Victor Johnson
← Back to projects

SentimentAnalyser

June, 2018

SentimentAnalyser
Technologies used: Python • scikit-learn • NumPy • Pandas • Matplotlib • Jupyter
This project might be outdated as the repository is no longer maintained.

Python Jupyter Notebook scikit-learn Pandas NumPy Matplotlib

This project implements a machine learning–based sentiment analyzer that classifies financial news text into positive, negative, or neutral categories using NLP and linear models.


The project focuses on applying natural language processing techniques to financial text, using a cleaned and structured dataset derived from the research study “Good Debt or Bad Debt? Detecting Semantic Orientations in Economic Texts.” It demonstrates the complete workflow of a real-world NLP task, from loading and auditing data to preparing text for modeling and evaluating results.

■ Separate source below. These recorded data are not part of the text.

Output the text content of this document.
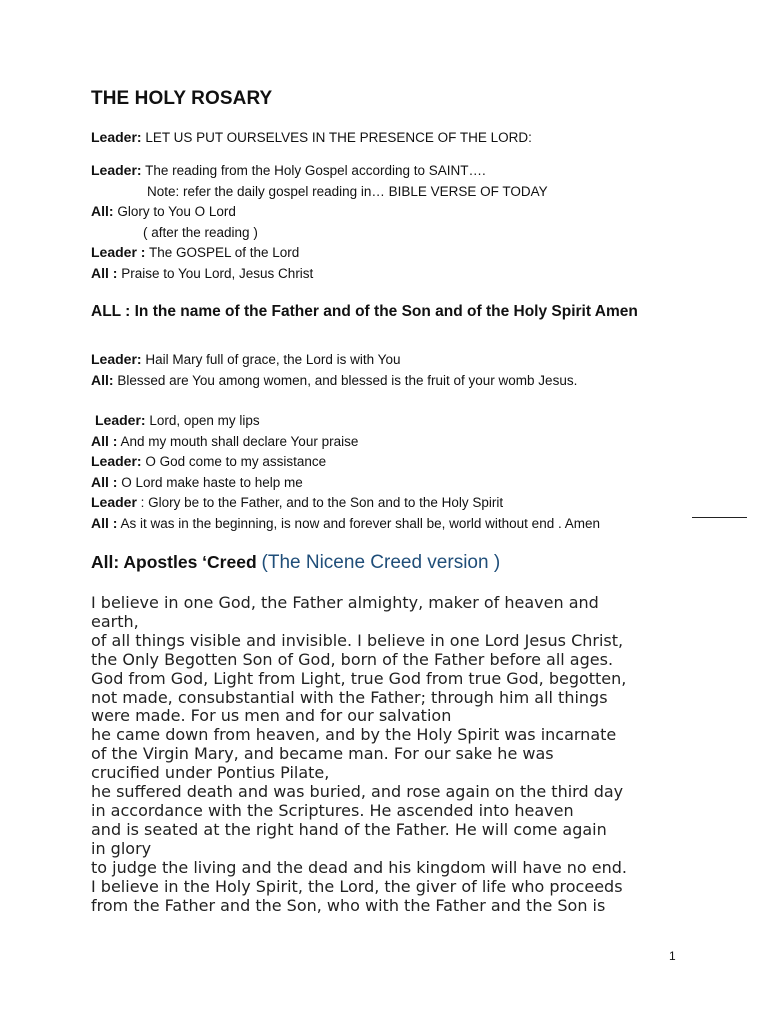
THE HOLY ROSARY
Leader: LET US PUT OURSELVES IN THE PRESENCE OF THE LORD:
Leader: The reading from the Holy Gospel according to SAINT….
Note: refer the daily gospel reading in… BIBLE VERSE OF TODAY
All: Glory to You O Lord
( after the reading )
Leader : The GOSPEL of the Lord
All : Praise to You Lord, Jesus Christ
ALL : In the name of the Father and of the Son and of the Holy Spirit Amen
Leader: Hail Mary full of grace, the Lord is with You
All: Blessed are You among women, and blessed is the fruit of your womb Jesus.
Leader: Lord, open my lips
All : And my mouth shall declare Your praise
Leader: O God come to my assistance
All : O Lord make haste to help me
Leader : Glory be to the Father, and to the Son and to the Holy Spirit
All : As it was in the beginning, is now and forever shall be, world without end . Amen
All: Apostles ‘Creed (The Nicene Creed version )
I believe in one God, the Father almighty, maker of heaven and
earth,
of all things visible and invisible. I believe in one Lord Jesus Christ,
the Only Begotten Son of God, born of the Father before all ages.
God from God, Light from Light, true God from true God, begotten,
not made, consubstantial with the Father; through him all things
were made. For us men and for our salvation
he came down from heaven, and by the Holy Spirit was incarnate
of the Virgin Mary, and became man. For our sake he was
crucified under Pontius Pilate,
he suffered death and was buried, and rose again on the third day
in accordance with the Scriptures. He ascended into heaven
and is seated at the right hand of the Father. He will come again
in glory
to judge the living and the dead and his kingdom will have no end.
I believe in the Holy Spirit, the Lord, the giver of life who proceeds
from the Father and the Son, who with the Father and the Son is
1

The notebook walks through essential steps such as text cleaning, exploratory data analysis, word cloud visualization, and feature extraction using Bag-of-Words and TF-IDF with both word-level and character-level n-grams. Multiple baseline and linear models are trained, with attention given to class imbalance, hyperparameter tuning, and rigorous evaluation through error analysis and interpretability techniques.

Finally, the project emphasizes practical usability by saving trained models and allowing users to test sentiment predictions on new, unseen financial headlines. The structured project layout and reproducible workflow make it suitable both as a learning resource and as a foundation for more advanced financial NLP applications.